Peg taps into several muses who inspire her. One of her muses is her father who was a woodworker and she often created works with him using her own small set of tools. Her mother was an influence gifting Peg with her love for color. Alaska – the experience, the landscape, the people and their self-sufficient ways are also muses in Peg’s creativity.
Peg ends with advice for art collectors – “Art is such a personal experience and it is possible to evoke feelings in your home that speak to you, perhaps even creating different sense experiences in different rooms.” She then adds, “Take the time to go to art openings, meet the artists, speak with them and fill your home with their art and you will always be surrounded by friends.”
Arlene Figueroa works in mixed media consisting of acrylics, pastels, collage, inks, pencils, and sometimes hardware. She works in an intuitive style and considers her creations to be a form of healing art. Rather than being creatively influenced by the weather or seasons of the year Arlene considers herself foremost as a curator of thoughts and feelings through her intuitive nature.
Her background as a board-certified health and wellness coach tend to figure deeply into her art as she has experienced many deep conversations with her clients; these conversations inspire her creations by giving voice to what must be shared through her empathic essence.
Arlene’s mixed media series, Finding Her… In The Shadows, which can be seen at Smith Gallery, began to take form during Covid. “There was a really heavy air during Covid and you could feel the energy. So many voices were stifled and many divisions came to the surface that made us feel very divided rather than the ‘one’ that we all are. I needed to give voice to these feelings by creating this series.” On her website, she explains that the series has two distinct branches of reflection: One branch, In the Bodhisattva, pays homage on the path to awakening; the other branch, In the Shadows, gives voice to the golden shadow of the feminine spirit and submerged greatness. She often takes her ideas of the shadow from the work of Carl Jung and works on translating these feeling into her art.
Her work is purely intuitive in nature and she never knows what will emerge when she begins her creative process. Arlene works on MDF board rather than canvas. For the series Finding Her…In the Shadows she began the process with painting colors and waiting for the feeling of where a face would want to emerge from the shadow. “She appeared from the shadow, showing herself to me and when she was finished, she gave me her words – that was the very last thing I did. I have a lot of English poetry books and I went through them to piece together the message or words that she wanted me to impart.”
Arlene paints mostly when the urge to create hits her. She claims to be a music junkie and as such listens to music when she creates.
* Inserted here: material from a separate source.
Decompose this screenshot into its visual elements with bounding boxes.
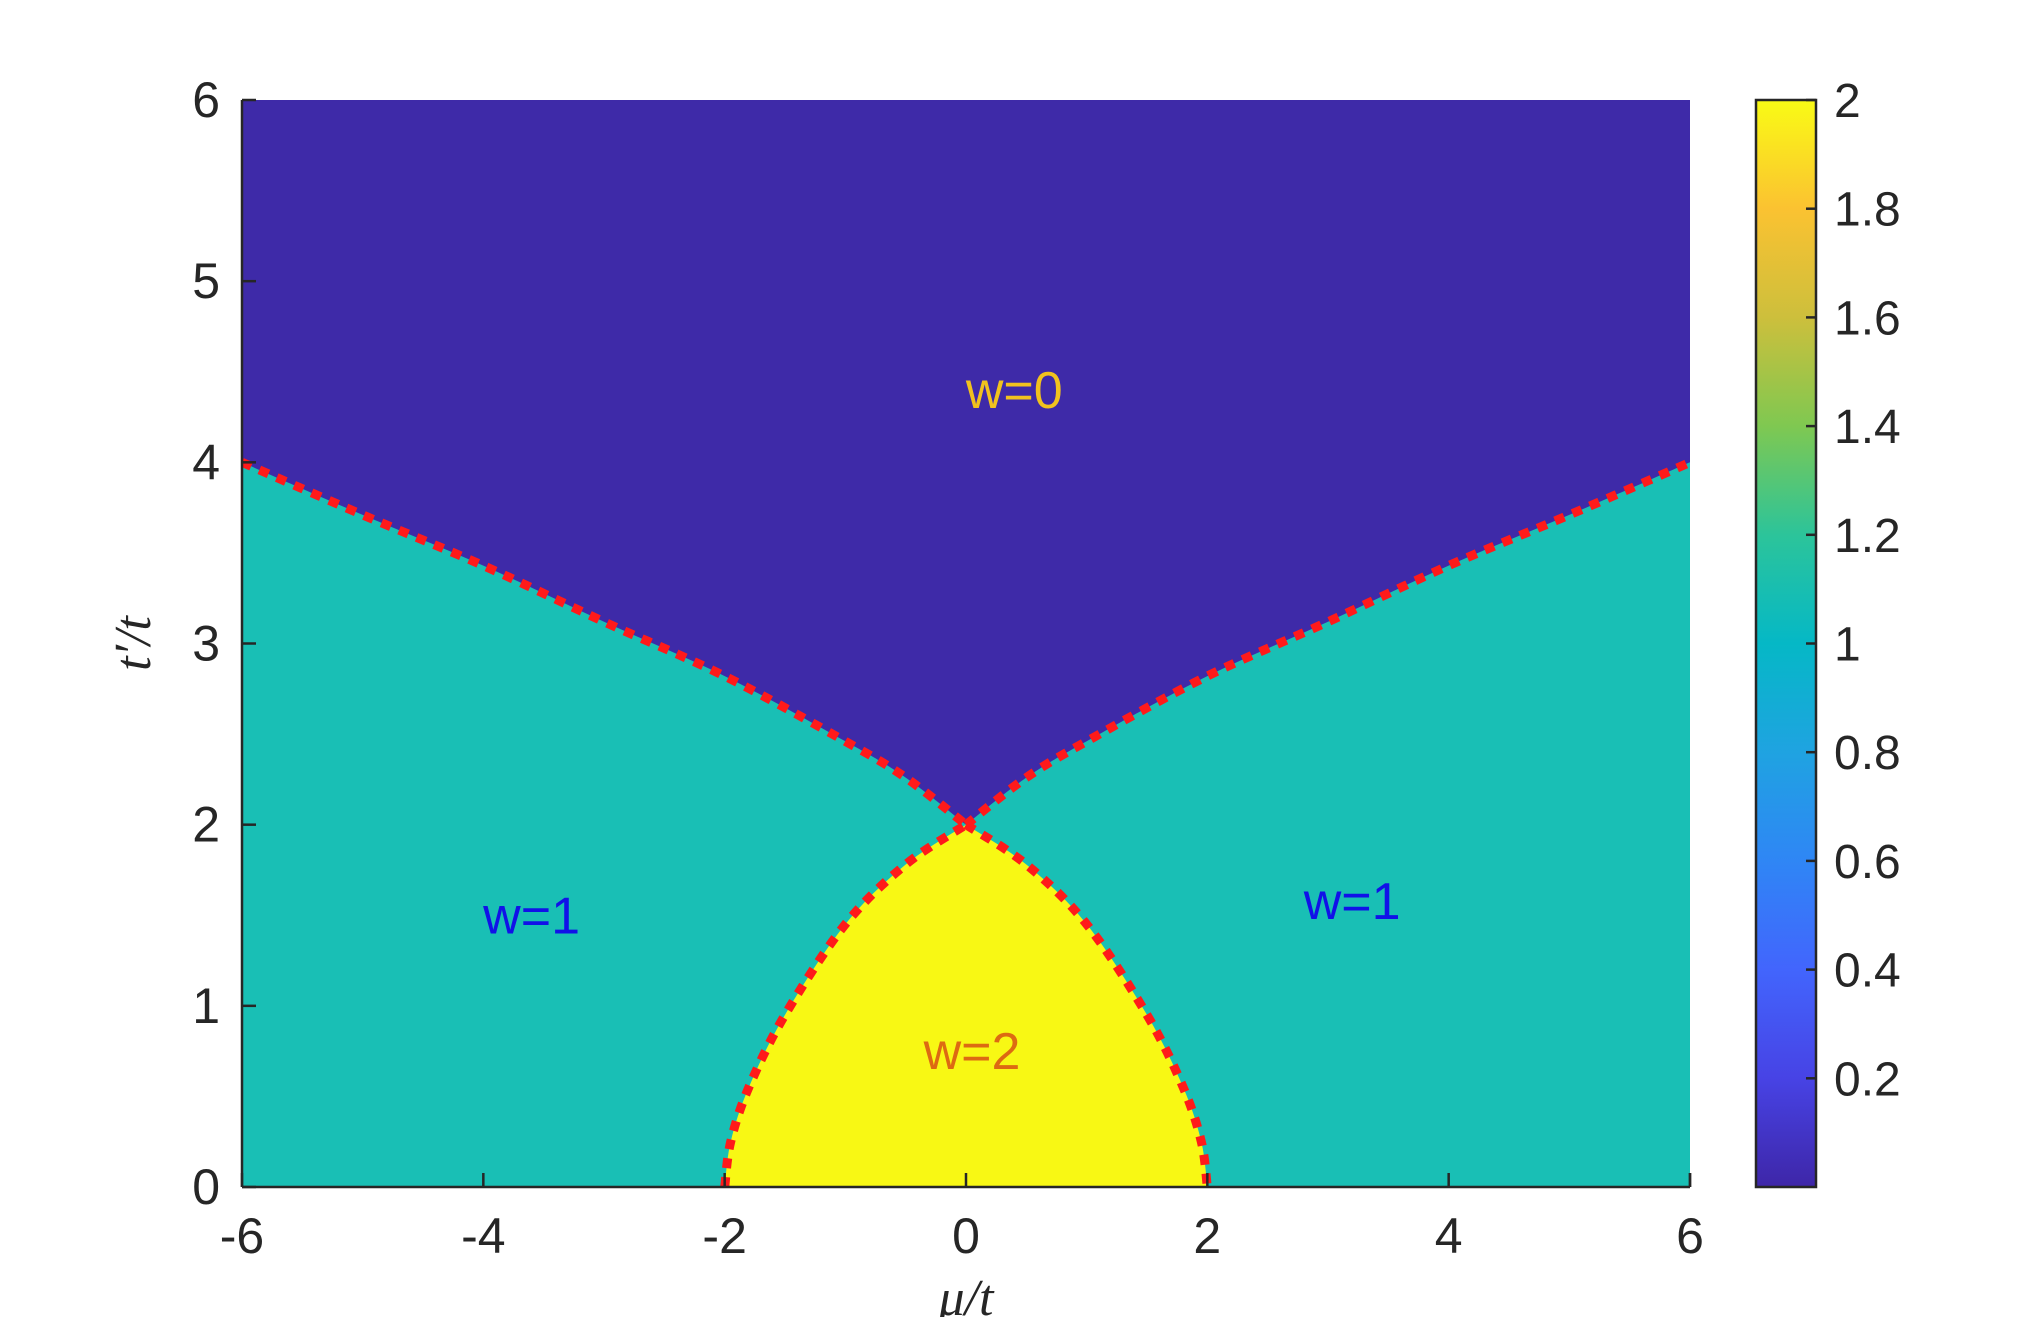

Arlene is drawn to more melancholy music, Indie Rock, Matt Starr, and the Cowboy Junkies who are one of her favorites; although as a Gen-X-er she will listen to many different styles of music depending on her mood.
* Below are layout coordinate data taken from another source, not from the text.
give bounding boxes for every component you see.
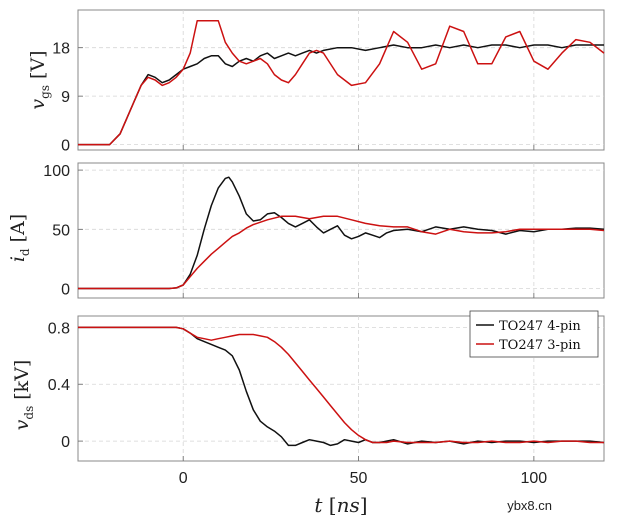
yticks-vds: 0 0.4 0.8 [48,320,70,451]
y-tick-label-id: 0 [61,282,70,299]
y-tick-label-vgs: 0 [61,138,70,155]
watermark-text: ybx8.cn [507,498,552,513]
series-id [78,176,605,290]
y-tick-label-vgs: 9 [61,89,70,106]
y-tick-label-vds: 0 [61,434,70,451]
x-tick-labels: 0 50 100 [179,470,548,487]
x-tick-label: 100 [521,470,548,487]
y-tick-label-vgs: 18 [52,41,70,58]
series-vds [78,326,605,447]
yticks-id: 0 50 100 [43,163,70,298]
y-tick-label-vds: 0.4 [48,377,70,394]
yticks-vgs: 0 9 18 [52,41,70,155]
series-line-vgs-3pin [78,20,605,146]
x-tick-label: 50 [350,470,368,487]
y-tick-label-id: 100 [43,163,70,180]
x-tick-label: 0 [179,470,188,487]
ylabel-vgs: vgs [V] [27,50,52,109]
x-axis-label: t [ns] [314,493,367,517]
series-line-vgs-4pin [78,44,604,146]
legend-label-4pin: TO247 4-pin [499,319,581,334]
legend: TO247 4-pin TO247 3-pin [469,310,599,358]
panel-id: 0 50 100 id [A] [7,162,605,299]
series-vgs [78,20,605,146]
series-line-vds-4pin [78,326,605,447]
series-line-id-4pin [78,176,605,290]
series-line-vds-3pin [78,326,604,444]
y-tick-label-vds: 0.8 [48,320,70,337]
panel-vgs: 0 9 18 vgs [V] [27,9,605,155]
series-line-id-3pin [78,215,605,290]
legend-label-3pin: TO247 3-pin [499,338,581,353]
ylabel-id: id [A] [7,214,32,262]
ylabel-vds: vds [kV] [11,360,36,431]
y-tick-label-id: 50 [52,222,70,239]
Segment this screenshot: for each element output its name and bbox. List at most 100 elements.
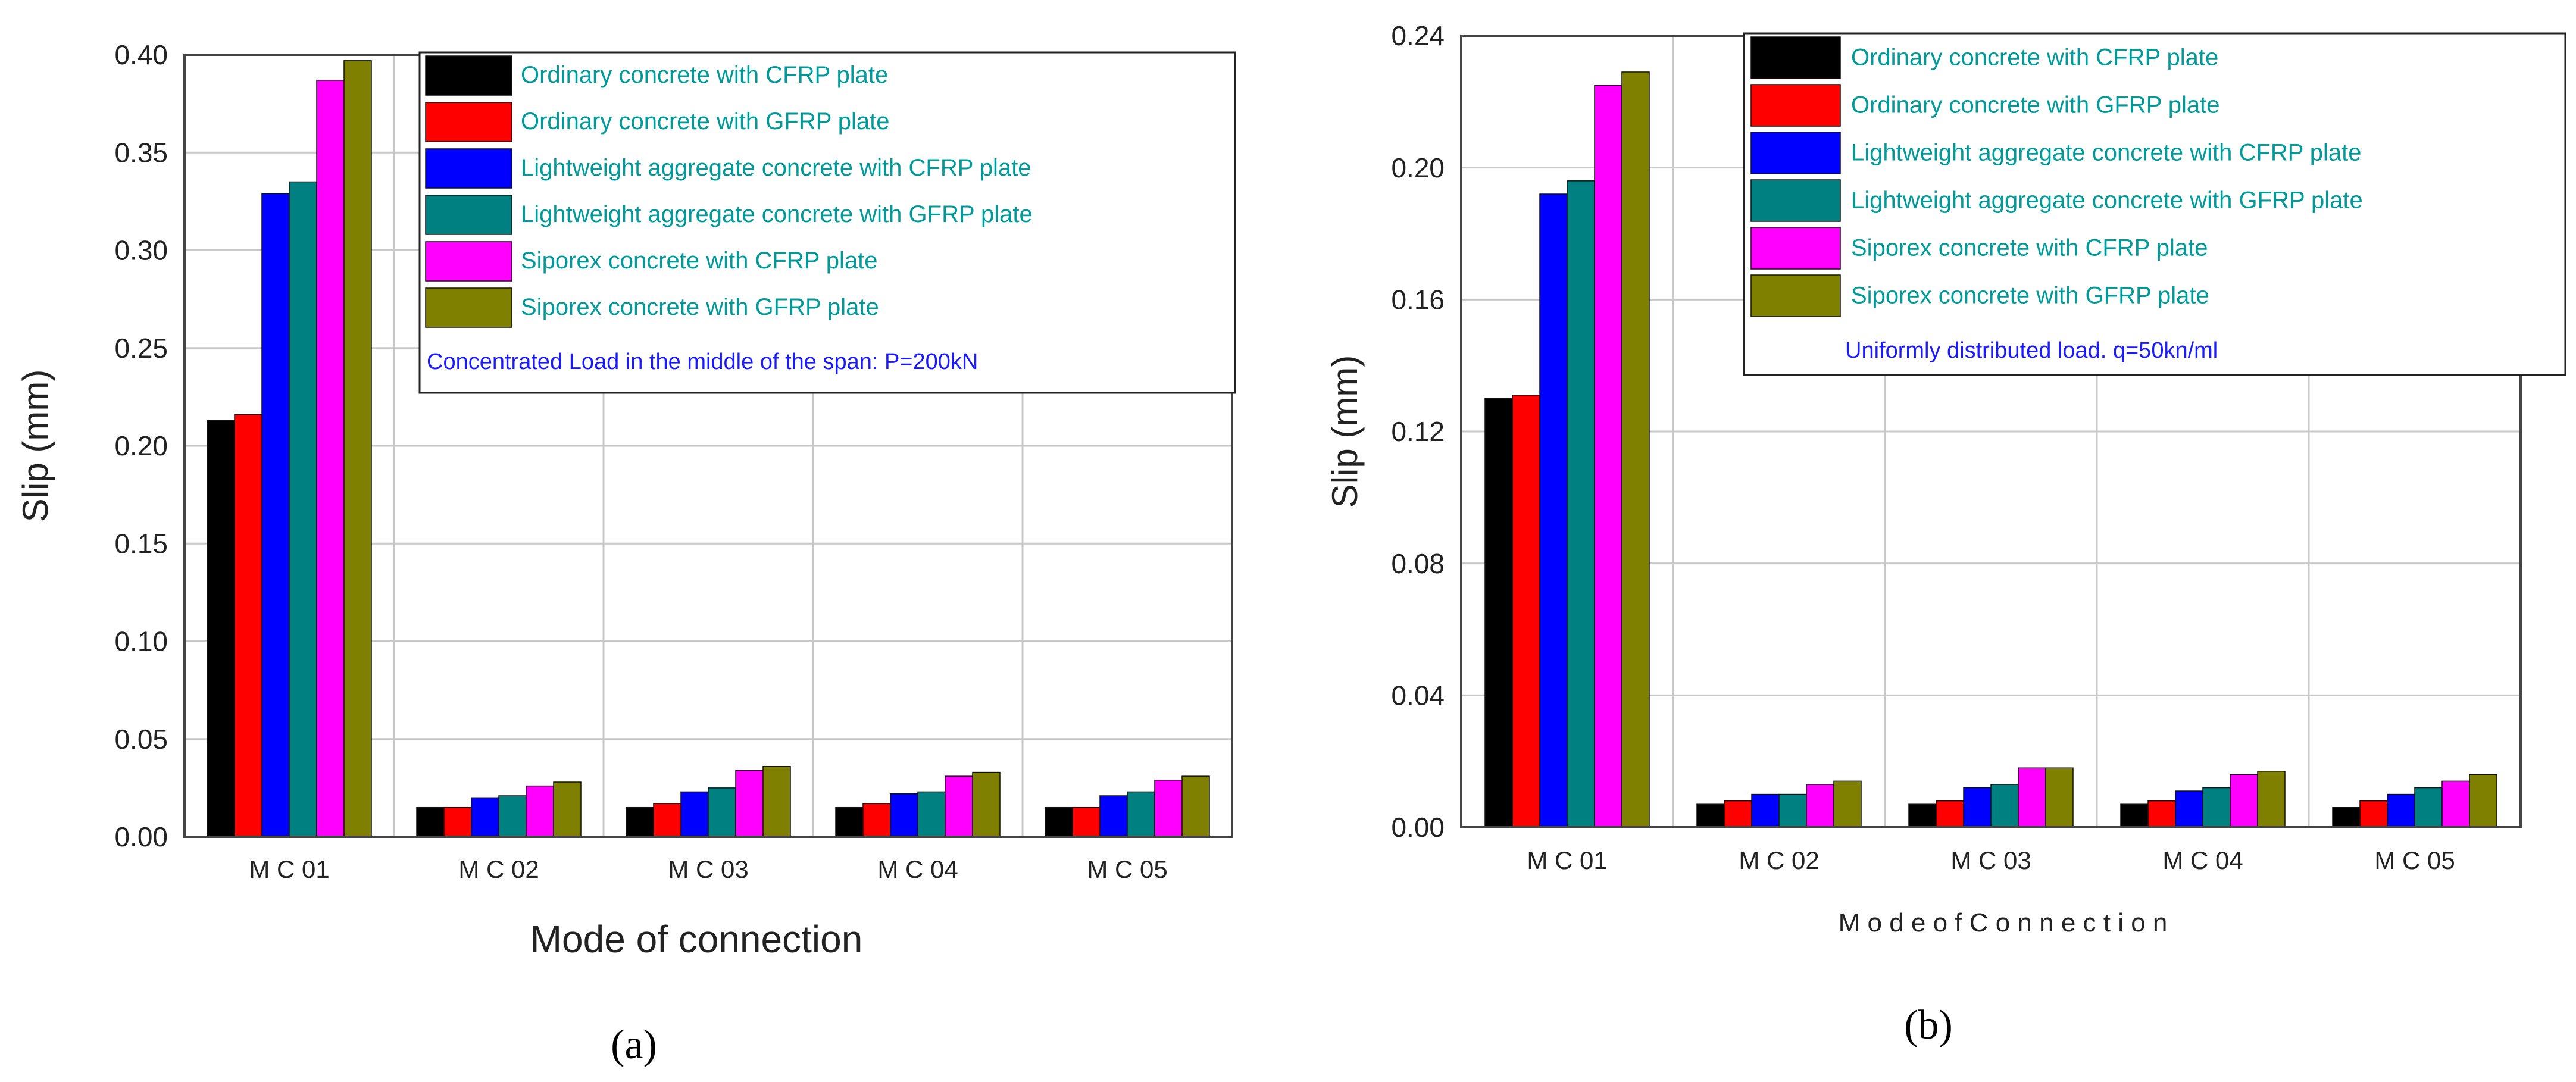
- y-tick-label: 0.25: [114, 333, 168, 364]
- y-tick-label: 0.00: [114, 821, 168, 852]
- bar: [1594, 85, 1622, 828]
- bar: [1936, 800, 1964, 828]
- bar: [708, 787, 736, 837]
- bar: [1127, 791, 1155, 837]
- legend-entry-label: Ordinary concrete with CFRP plate: [521, 62, 888, 88]
- panel-label: (b): [1904, 1002, 1953, 1048]
- bar: [1990, 784, 2019, 828]
- y-axis-label: Slip (mm): [15, 370, 55, 523]
- bar: [1724, 800, 1752, 828]
- bar: [1696, 803, 1725, 828]
- legend-swatch: [1750, 132, 1841, 174]
- bar: [443, 806, 472, 837]
- legend-box: [1743, 32, 2566, 376]
- legend-entry-label: Siporex concrete with GFRP plate: [521, 294, 879, 320]
- bar: [2230, 774, 2258, 828]
- bar: [2120, 803, 2149, 828]
- chart-panel-b: 0.00 0.04 0.08 0.12 0.16 0.20 0.24 M C 01 M C 02…: [1325, 20, 2566, 1048]
- legend-entry-label: Lightweight aggregate concrete with GFRP…: [1851, 187, 2363, 214]
- y-tick-label: 0.35: [114, 137, 168, 168]
- legend-swatch: [1750, 227, 1841, 270]
- legend-swatch: [425, 287, 512, 328]
- legend-swatch: [425, 241, 512, 282]
- legend-swatch: [1750, 36, 1841, 79]
- legend-box: [418, 51, 1236, 394]
- bar: [1154, 779, 1183, 837]
- legend-entry-label: Siporex concrete with CFRP plate: [521, 248, 878, 274]
- chart-panel-a: 0.00 0.05 0.10 0.15 0.20 0.25 0.30 0.35 0.40 M C …: [15, 39, 1236, 1068]
- y-tick-label: 0.10: [114, 626, 168, 657]
- y-tick-label: 0.30: [114, 235, 168, 266]
- bar: [2045, 767, 2074, 828]
- bar: [2359, 800, 2388, 828]
- legend-entry-label: Lightweight aggregate concrete with CFRP…: [1851, 140, 2362, 166]
- x-tick-label: M C 04: [2162, 846, 2243, 874]
- bar: [2441, 780, 2470, 828]
- legend-entry-label: Lightweight aggregate concrete with CFRP…: [521, 155, 1031, 181]
- legend: Ordinary concrete with CFRP plate Ordinar…: [418, 51, 1236, 394]
- bar: [1751, 793, 1780, 828]
- x-tick-label: M C 01: [249, 855, 329, 883]
- legend-swatch: [1750, 274, 1841, 317]
- bar: [1806, 784, 1834, 828]
- bar: [762, 765, 791, 837]
- bar: [680, 791, 709, 837]
- y-tick-label: 0.15: [114, 528, 168, 559]
- bar: [2202, 787, 2231, 828]
- legend-note: Uniformly distributed load. q=50kn/ml: [1845, 338, 2218, 363]
- legend-swatch: [425, 195, 512, 235]
- legend-swatch: [1750, 179, 1841, 222]
- y-tick-label: 0.16: [1391, 284, 1445, 315]
- y-tick-label: 0.05: [114, 724, 168, 755]
- x-tick-label: M C 04: [877, 855, 958, 883]
- bar: [416, 806, 445, 837]
- x-tick-label: M C 05: [1087, 855, 1167, 883]
- bar: [2332, 807, 2361, 828]
- legend: Ordinary concrete with CFRP plate Ordinar…: [1743, 32, 2566, 376]
- y-axis-label: Slip (mm): [1325, 355, 1365, 508]
- legend-swatch: [1750, 84, 1841, 127]
- y-tick-label: 0.24: [1391, 20, 1445, 51]
- panel-label: (a): [611, 1022, 657, 1068]
- bar: [526, 785, 554, 837]
- y-tick-label: 0.20: [114, 430, 168, 461]
- x-tick-label: M C 03: [1950, 846, 2031, 874]
- bar: [2018, 767, 2046, 828]
- legend-swatch: [425, 148, 512, 189]
- bar: [1045, 806, 1073, 837]
- bar: [2387, 793, 2415, 828]
- bar: [261, 193, 290, 837]
- x-axis-label: Mode of connection: [530, 918, 863, 961]
- bar: [917, 791, 946, 837]
- bar: [626, 806, 654, 837]
- bar: [1512, 395, 1540, 828]
- legend-swatch: [425, 102, 512, 142]
- bar: [1567, 180, 1595, 828]
- bar: [1778, 793, 1807, 828]
- bar: [1484, 398, 1513, 828]
- legend-entry-label: Ordinary concrete with GFRP plate: [1851, 92, 2220, 118]
- legend-entry-label: Lightweight aggregate concrete with GFRP…: [521, 201, 1033, 227]
- bar: [2414, 787, 2443, 828]
- y-tick-label: 0.04: [1391, 680, 1445, 711]
- bar: [945, 775, 973, 837]
- bar: [207, 420, 235, 837]
- bar: [553, 781, 582, 837]
- y-tick-label: 0.12: [1391, 416, 1445, 447]
- x-tick-label: M C 02: [458, 855, 539, 883]
- bar: [653, 803, 681, 837]
- bar: [1539, 193, 1568, 828]
- bar: [471, 797, 499, 837]
- bar: [1099, 795, 1128, 837]
- x-tick-label: M C 05: [2374, 846, 2455, 874]
- bar: [972, 771, 1001, 837]
- bar: [1621, 71, 1650, 828]
- bar: [1833, 780, 1862, 828]
- legend-entry-label: Ordinary concrete with GFRP plate: [521, 108, 890, 135]
- bar: [1072, 806, 1101, 837]
- bar: [289, 181, 317, 837]
- y-tick-label: 0.00: [1391, 812, 1445, 843]
- legend-entry-label: Ordinary concrete with CFRP plate: [1851, 45, 2218, 71]
- bar: [2257, 771, 2286, 828]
As a curator of thoughts and feelings her muses can be many things; individuals who express their feelings to her and whose voices have been stifled in the past, music, poetry, serendipitous happenings. “I think when we are following what is right to us… serendipity follows… you are doing what is important to you, you tune in to turn on.”
Arlene’s final words: “Isn’t it so authentic that we can tap into others and their journeys and be inspired in our own journeys…that is what art is. We are magnets for each other.”